横浜市におけるがんの早期発見に向けた新たな取り組み
日本では、生涯にがんを患う可能性がある人が増加しており、横浜市の調査によると、市民の約8割が自身または身近な人ががんを経験したことがあると回答しています。この現状を踏まえて、同市はがんの早期発見を促進するための新しい制度を導入することを決定しました。
子宮頸がん検診におけるHPV検査の導入
横浜市は、来年の1月から全国でも初めてとなる「HPV検査単独法」を利用した子宮頸がん検診を開始します。この制度は特に30代から50代の女性を対象に、毎回の検査を簡略化し、負担を軽減することを目指しています。
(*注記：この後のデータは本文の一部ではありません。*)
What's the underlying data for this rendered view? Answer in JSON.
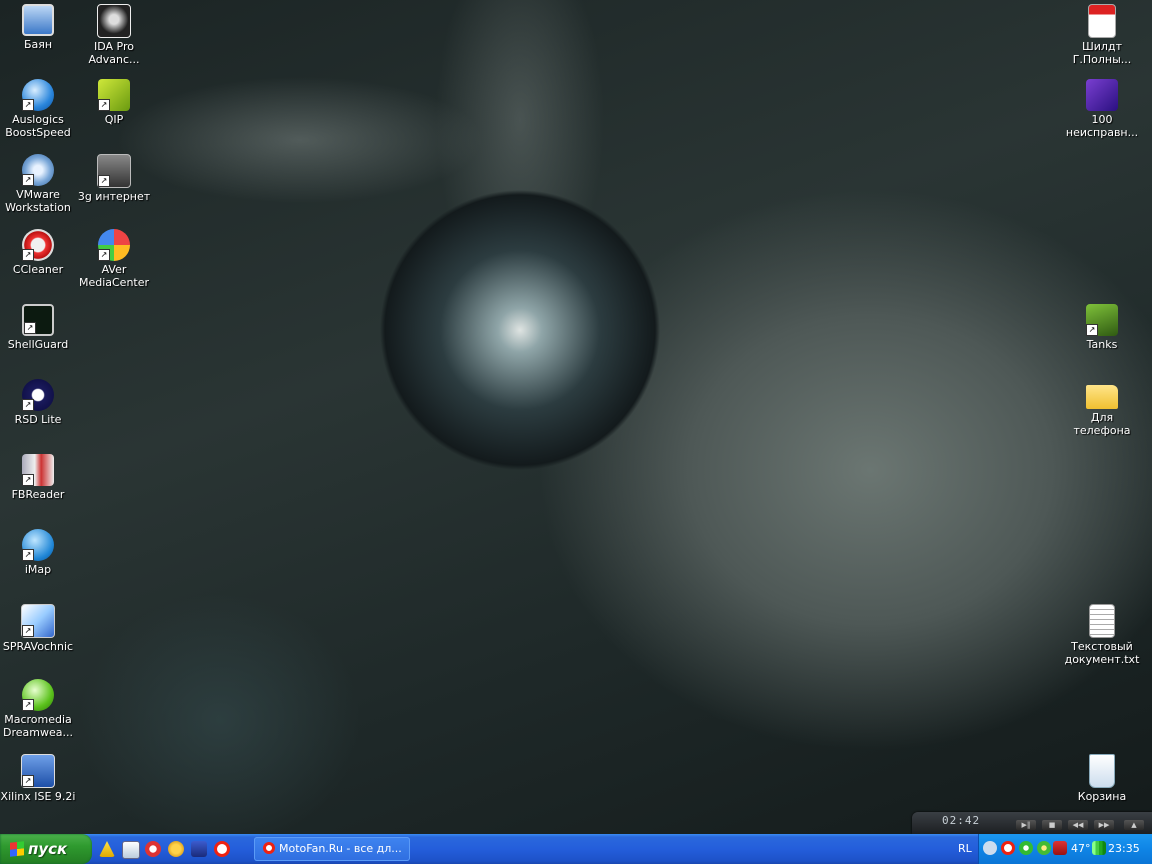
{
  "desktop": {
    "icons_left": [
      {
        "label": "Баян",
        "icon": "monitor-icon"
      },
      {
        "label": "IDA Pro Advanc...",
        "icon": "ida-pro-icon"
      },
      {
        "label": "Auslogics BoostSpeed",
        "icon": "auslogics-icon"
      },
      {
        "label": "QIP",
        "icon": "qip-icon"
      },
      {
        "label": "VMware Workstation",
        "icon": "vmware-icon"
      },
      {
        "label": "3g интернет",
        "icon": "modem-icon"
      },
      {
        "label": "CCleaner",
        "icon": "ccleaner-icon"
      },
      {
        "label": "AVer MediaCenter",
        "icon": "aver-icon"
      },
      {
        "label": "ShellGuard",
        "icon": "shellguard-icon"
      },
      {
        "label": "RSD Lite",
        "icon": "motorola-icon"
      },
      {
        "label": "FBReader",
        "icon": "fbreader-icon"
      },
      {
        "label": "iMap",
        "icon": "imap-icon"
      },
      {
        "label": "SPRAVochnic",
        "icon": "spravochnic-icon"
      },
      {
        "label": "Macromedia Dreamwea...",
        "icon": "dreamweaver-icon"
      },
      {
        "label": "Xilinx  ISE 9.2i",
        "icon": "xilinx-icon"
      }
    ],
    "icons_right": [
      {
        "label": "Шилдт Г.Полны...",
        "icon": "pdf-icon"
      },
      {
        "label": "100 неисправн...",
        "icon": "document-icon"
      },
      {
        "label": "Tanks",
        "icon": "tank-icon"
      },
      {
        "label": "Для телефона",
        "icon": "folder-icon"
      },
      {
        "label": "Текстовый документ.txt",
        "icon": "text-file-icon"
      },
      {
        "label": "Корзина",
        "icon": "recycle-bin-icon"
      }
    ]
  },
  "media_player": {
    "time": "02:42"
  },
  "taskbar": {
    "start_label": "пуск",
    "task_label": "MotoFan.Ru - все дл...",
    "language": "RL",
    "tray_percent": "47°",
    "clock": "23:35"
  },
  "colors": {
    "taskbar": "#245edb",
    "start_button": "#2f9a2f",
    "tray": "#0f85e6"
  }
}
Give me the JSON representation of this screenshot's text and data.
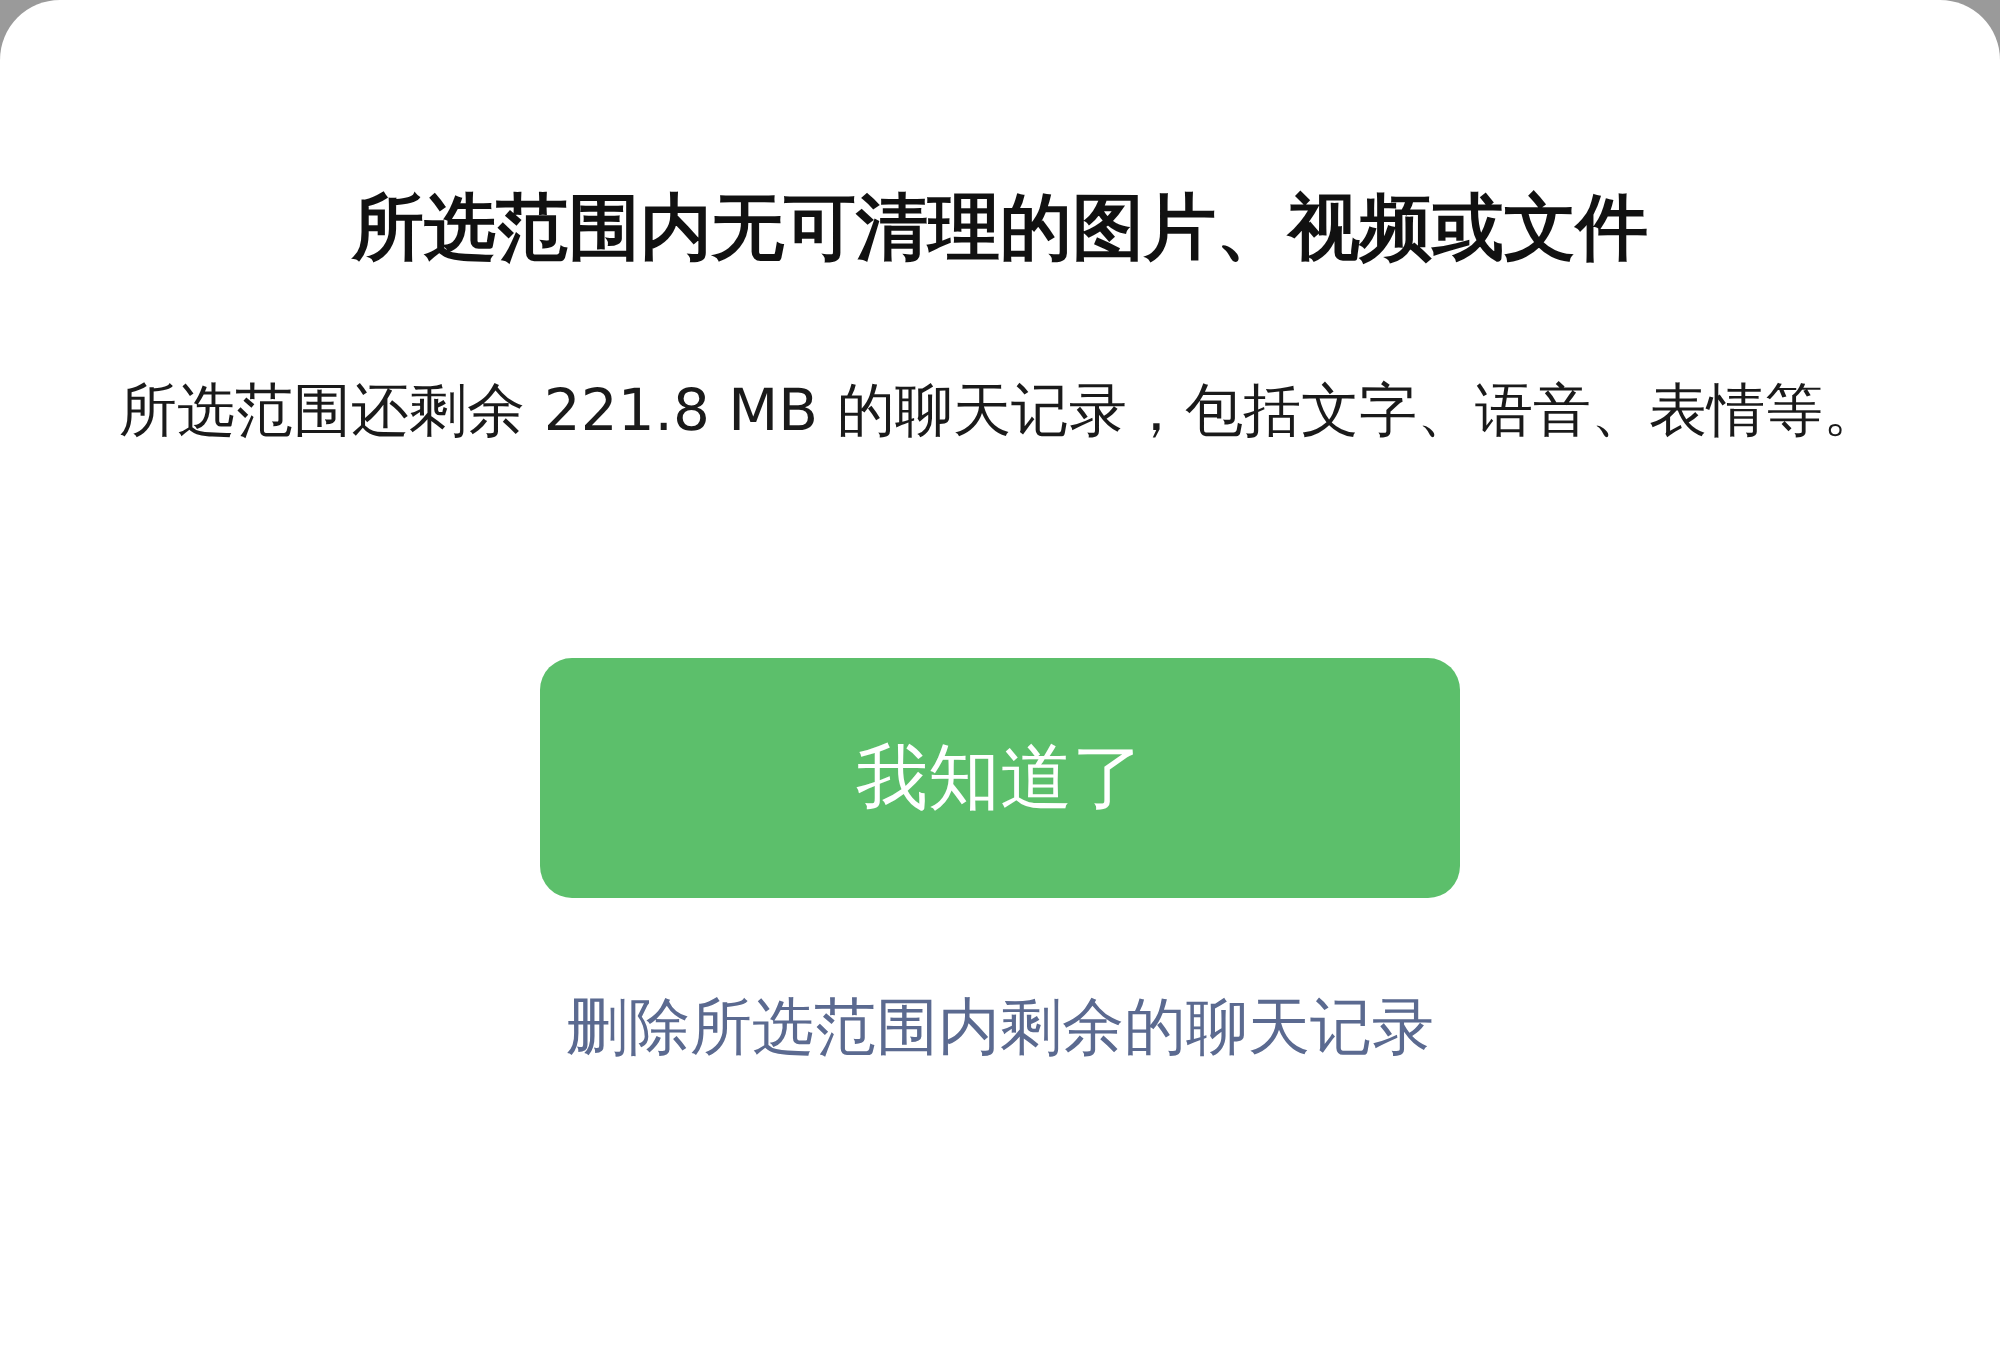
{
  "dialog": {
    "title": "所选范围内无可清理的图片、视频或文件",
    "message": "所选范围还剩余 221.8 MB 的聊天记录，包括文字、语音、表情等。",
    "confirm_button": "我知道了",
    "delete_link": "删除所选范围内剩余的聊天记录"
  }
}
従来の検査では、20歳以上の女性が2年に1回、細胞を採取して異常を調べていましたが、今後は30歳から60歳までの方は5年に1回の頻度でHPV検査を受けることが可能になります。一方、20歳から29歳、61歳以上の方については、引き続き2年ごとの細胞診が適用されます。
精密検査の助成制度
さらに、70歳以上の方には、がん検診で精密検査が必要とされた場合の検査費用を助成する制度が新設されます。これにより健康管理が必要な高齢者への支援が強化されることになります。対象者は、昭和30年4月1日以前に生まれ、がん検診を受けた結果、精密検査を受けるように指示を受けた方々です。
検査機関の一括検索サイトの開設
横浜市は、年間におよそ1400の医療機関で実施されるがん検診の情報を集約した新しい検索サイトを11月1日にオープンしました。このサイトでは、年齢や性別、土日夜間の受診可否などの条件で医療機関を効率的に検索することができ、利便性が向上します。
遺伝性乳がん卵巣がん症候群検査の助成
また「遺伝性乳がん卵巣がん症候群(HBOC)」に関する遺伝子検査やカウンセリングの助成も開始されます。特定の遺伝子を持つ方々に対し、がんに対するリスクをしっかりと把握してもらうための取り組みで、これにより個々の健康管理がさらに強化されることが期待されています。対象者には、家系にHBOCの人がいる横浜市在住の18歳から69歳までの方が挙げられ、助成は自費診療で受けた場合に適用されます。
これらの新しい制度は、横浜市民がより安全に健康を管理し、がんの早期発見に寄与することを目的としています。市の取り組みを通じて、自分自身や大切な人を守るための大切な一歩として、是非これらの制度を活用していきましょう。